For the current year, the harvest for Rabi season is already completed, therefore the country has escaped from any major potential loss which could have occurred due the current locust swarming. Over the previous years as well, the conclusion of Rabi season prior to the Summer breeding season of locusts has helped the country from incurring major crop losses.
The locust swarms used to subside mostly by the Kharif season there by keeping the losses a minimum. However, with the potential size of the swarms increasing and favourable weather encouraging the breeding, it is yet to be seen if there would be any impact on the Kharif season.
Locust Warning Organization plays a key role in identifying & controlling locust invasion
The impact and damage of locusts swarming has gradually reduced over the years. As highlighted in this story earlier, there has been no instance of Locust plague since 1962 and no major locust upsurge was recorded since 1997. This success can be majorly attributed to the efforts put in by Locust Warning Organization (LWO) under the Ministry of Agriculture.
The origins of this organization can be traced back to the British Era, where in concerted efforts were made during 1930s to address the challenge posed by Locust invasions. This led to the establishment of Central Locust Bureau on 1930, a precursor to Locus Warning Organization, established in 1939.
In 1946, this was amalgamated into Directorate of Plant Protection Quarantine and Storage (PPQS) of Ministry of Agriculture. The Central Headquarters of LWO is located in Faridabad. Its Field headquarters, which handles the technical aspects and mentoring is located in Jodhpur, Rajasthan.

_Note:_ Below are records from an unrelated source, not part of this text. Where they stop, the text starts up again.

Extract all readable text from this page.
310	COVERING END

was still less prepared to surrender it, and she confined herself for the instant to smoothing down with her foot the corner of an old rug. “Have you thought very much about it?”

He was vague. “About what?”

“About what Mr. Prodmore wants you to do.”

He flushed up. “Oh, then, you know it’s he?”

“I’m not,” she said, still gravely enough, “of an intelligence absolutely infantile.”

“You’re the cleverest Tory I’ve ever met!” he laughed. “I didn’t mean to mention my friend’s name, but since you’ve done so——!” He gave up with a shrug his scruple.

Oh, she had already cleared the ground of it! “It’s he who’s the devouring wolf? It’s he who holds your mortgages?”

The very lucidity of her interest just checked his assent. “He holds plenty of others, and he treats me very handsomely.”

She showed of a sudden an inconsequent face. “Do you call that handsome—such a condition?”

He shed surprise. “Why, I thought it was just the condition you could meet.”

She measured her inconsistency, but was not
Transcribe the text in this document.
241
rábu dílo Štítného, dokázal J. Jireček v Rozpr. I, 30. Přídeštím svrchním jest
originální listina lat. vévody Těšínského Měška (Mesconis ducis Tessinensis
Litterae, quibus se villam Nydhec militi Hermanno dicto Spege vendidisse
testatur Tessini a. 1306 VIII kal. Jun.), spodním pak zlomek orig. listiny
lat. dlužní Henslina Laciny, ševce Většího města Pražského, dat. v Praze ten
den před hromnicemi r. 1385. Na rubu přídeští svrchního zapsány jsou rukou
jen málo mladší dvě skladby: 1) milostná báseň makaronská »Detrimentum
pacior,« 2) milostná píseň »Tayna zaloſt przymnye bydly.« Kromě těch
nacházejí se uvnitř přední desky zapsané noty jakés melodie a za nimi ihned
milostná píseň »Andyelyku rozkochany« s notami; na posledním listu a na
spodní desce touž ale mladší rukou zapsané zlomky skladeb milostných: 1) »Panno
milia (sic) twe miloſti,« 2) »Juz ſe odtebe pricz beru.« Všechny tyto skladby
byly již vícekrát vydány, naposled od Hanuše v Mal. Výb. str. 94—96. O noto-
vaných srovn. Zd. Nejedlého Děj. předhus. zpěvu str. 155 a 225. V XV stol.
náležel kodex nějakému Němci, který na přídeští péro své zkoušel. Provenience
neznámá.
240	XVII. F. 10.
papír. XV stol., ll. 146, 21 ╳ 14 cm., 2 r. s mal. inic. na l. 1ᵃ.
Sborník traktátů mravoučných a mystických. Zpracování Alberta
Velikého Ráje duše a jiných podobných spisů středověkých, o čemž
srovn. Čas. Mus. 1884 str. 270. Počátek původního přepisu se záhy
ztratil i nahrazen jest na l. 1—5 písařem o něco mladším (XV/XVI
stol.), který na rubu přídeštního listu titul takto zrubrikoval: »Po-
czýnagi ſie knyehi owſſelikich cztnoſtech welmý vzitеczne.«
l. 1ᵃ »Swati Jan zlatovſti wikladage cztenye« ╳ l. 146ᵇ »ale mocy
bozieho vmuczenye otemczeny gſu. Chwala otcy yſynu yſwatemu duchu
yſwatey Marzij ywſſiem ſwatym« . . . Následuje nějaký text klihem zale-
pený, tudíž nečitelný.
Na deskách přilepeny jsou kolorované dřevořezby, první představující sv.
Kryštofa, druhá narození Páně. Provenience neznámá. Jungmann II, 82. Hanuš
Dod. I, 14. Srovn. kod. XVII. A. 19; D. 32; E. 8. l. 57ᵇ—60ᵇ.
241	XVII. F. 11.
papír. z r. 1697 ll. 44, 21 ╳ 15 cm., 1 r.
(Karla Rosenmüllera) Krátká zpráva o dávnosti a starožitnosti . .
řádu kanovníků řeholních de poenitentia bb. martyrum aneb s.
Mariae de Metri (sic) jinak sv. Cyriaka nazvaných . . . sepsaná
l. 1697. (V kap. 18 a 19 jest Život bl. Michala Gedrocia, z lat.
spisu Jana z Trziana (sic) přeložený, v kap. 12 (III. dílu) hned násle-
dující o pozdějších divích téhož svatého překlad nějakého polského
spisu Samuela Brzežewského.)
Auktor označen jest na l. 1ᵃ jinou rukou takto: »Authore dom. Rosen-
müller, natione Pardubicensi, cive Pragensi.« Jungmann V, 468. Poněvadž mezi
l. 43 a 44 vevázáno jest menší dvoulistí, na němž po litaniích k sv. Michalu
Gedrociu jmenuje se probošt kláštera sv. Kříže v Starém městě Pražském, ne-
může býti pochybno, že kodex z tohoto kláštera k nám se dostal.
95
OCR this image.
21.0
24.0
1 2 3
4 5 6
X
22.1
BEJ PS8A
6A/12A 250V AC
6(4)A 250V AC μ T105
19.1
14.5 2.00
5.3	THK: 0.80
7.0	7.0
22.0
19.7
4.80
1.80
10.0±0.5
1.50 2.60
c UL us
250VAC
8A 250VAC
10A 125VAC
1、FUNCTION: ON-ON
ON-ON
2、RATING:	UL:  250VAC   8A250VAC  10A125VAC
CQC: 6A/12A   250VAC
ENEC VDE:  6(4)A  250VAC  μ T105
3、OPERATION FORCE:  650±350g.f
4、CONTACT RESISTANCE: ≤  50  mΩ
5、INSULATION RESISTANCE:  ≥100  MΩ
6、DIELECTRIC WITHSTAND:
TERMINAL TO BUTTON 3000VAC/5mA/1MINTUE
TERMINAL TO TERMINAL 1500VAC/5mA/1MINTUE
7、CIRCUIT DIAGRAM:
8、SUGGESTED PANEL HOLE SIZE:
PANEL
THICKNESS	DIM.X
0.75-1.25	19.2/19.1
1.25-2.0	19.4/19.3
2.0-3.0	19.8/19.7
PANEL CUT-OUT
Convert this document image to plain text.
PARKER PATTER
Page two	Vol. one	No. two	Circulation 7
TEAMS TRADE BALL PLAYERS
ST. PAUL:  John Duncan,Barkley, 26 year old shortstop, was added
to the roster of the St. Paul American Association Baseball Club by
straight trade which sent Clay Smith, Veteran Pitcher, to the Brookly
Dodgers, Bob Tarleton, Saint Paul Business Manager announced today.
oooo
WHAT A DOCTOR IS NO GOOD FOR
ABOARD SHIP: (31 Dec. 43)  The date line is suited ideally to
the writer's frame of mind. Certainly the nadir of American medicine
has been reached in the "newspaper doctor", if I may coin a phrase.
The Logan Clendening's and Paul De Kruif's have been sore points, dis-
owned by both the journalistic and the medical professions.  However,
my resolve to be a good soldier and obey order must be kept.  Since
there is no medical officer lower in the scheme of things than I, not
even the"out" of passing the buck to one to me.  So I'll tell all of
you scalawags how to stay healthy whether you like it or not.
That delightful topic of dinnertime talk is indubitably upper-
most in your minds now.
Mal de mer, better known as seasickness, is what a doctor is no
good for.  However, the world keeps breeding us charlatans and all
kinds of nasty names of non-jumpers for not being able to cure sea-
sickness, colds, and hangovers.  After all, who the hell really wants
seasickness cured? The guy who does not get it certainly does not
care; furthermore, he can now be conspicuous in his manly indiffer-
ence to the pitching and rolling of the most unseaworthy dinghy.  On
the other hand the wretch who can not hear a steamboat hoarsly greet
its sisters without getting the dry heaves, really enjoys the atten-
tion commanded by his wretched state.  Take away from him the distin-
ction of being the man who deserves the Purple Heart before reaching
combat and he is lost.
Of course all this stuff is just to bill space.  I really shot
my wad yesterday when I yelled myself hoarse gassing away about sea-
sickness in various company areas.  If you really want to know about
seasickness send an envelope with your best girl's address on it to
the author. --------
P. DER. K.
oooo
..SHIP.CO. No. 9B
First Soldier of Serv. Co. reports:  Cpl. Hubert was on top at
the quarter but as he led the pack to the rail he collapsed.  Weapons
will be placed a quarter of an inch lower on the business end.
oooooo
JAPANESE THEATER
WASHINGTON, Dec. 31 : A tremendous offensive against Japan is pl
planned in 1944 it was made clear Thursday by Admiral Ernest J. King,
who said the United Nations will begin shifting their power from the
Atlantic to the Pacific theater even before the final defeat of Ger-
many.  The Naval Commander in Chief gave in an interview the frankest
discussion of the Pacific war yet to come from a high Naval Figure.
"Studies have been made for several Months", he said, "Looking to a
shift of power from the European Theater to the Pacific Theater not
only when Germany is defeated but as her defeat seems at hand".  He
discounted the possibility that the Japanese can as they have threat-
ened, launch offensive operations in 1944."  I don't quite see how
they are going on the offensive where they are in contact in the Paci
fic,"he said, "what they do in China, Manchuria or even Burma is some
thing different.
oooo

It has 10 Circle offices in different locations.
The main objective of LWO is to protect the standing crops and other vegetation from the damage caused by Desert Locusts.
The LWO performs various functions in line with these objectives.
The LWO runs its operation in line with the guidelines of Food & Agriculture Organization (FAO). The fortnightly bulletin published by LWO is key to understanding the current situation relating to locusts. Latest Locust Bulletin is issued for the period 1st -15th May, 2020.
Government takes cognizance of the Locust situation in India
Recent news reports suggest a wider spread over the last fortnight. As per a press release by Ministry of Agriculture on 27May 2020, the government confirmed that locust swarms have swept over North India and responsive action is initiated in affected areas in Rajasthan, Punjab, Gujarat and Madhya Pradesh.
It also stated that :
- 200 Locust Circle Offices are involved in conducting surveys and control operations.
- Locust control is undertaken in 21 districts of Rajasthan, 18 districts of Madhya Pradesh, 2 of Gujarat and one of Punjab covering 47,308 hectares.
- Incursions of locusts and hoppers into SDA were observed much earlier this year than the usual period of June-July.
- Apart from the current available equipment, the Ministry has approved the procurement of additional 60 sprayers from UK.
The press release also highlights the effort put in previous year i.e. 2019-20 in controlling the massive locust attack.
- 15 out of the approved 60 sprayers from UK to be procured within a fortnight
- Deployment of drones to spray on tall trees and inaccessible places
- Deployment of helicopters for Aerial spray
- Active swarms of immature locusts identified in – Barmer, Jodhpur, Nagaur, Bikaner, Suratgarh, Dausa districts (Rajasthan), Jhansi (Uttar Pradesh), Rewa, Morena, Betul, Khandwa (MP) , Nagpur and Amravati (Maharashtra).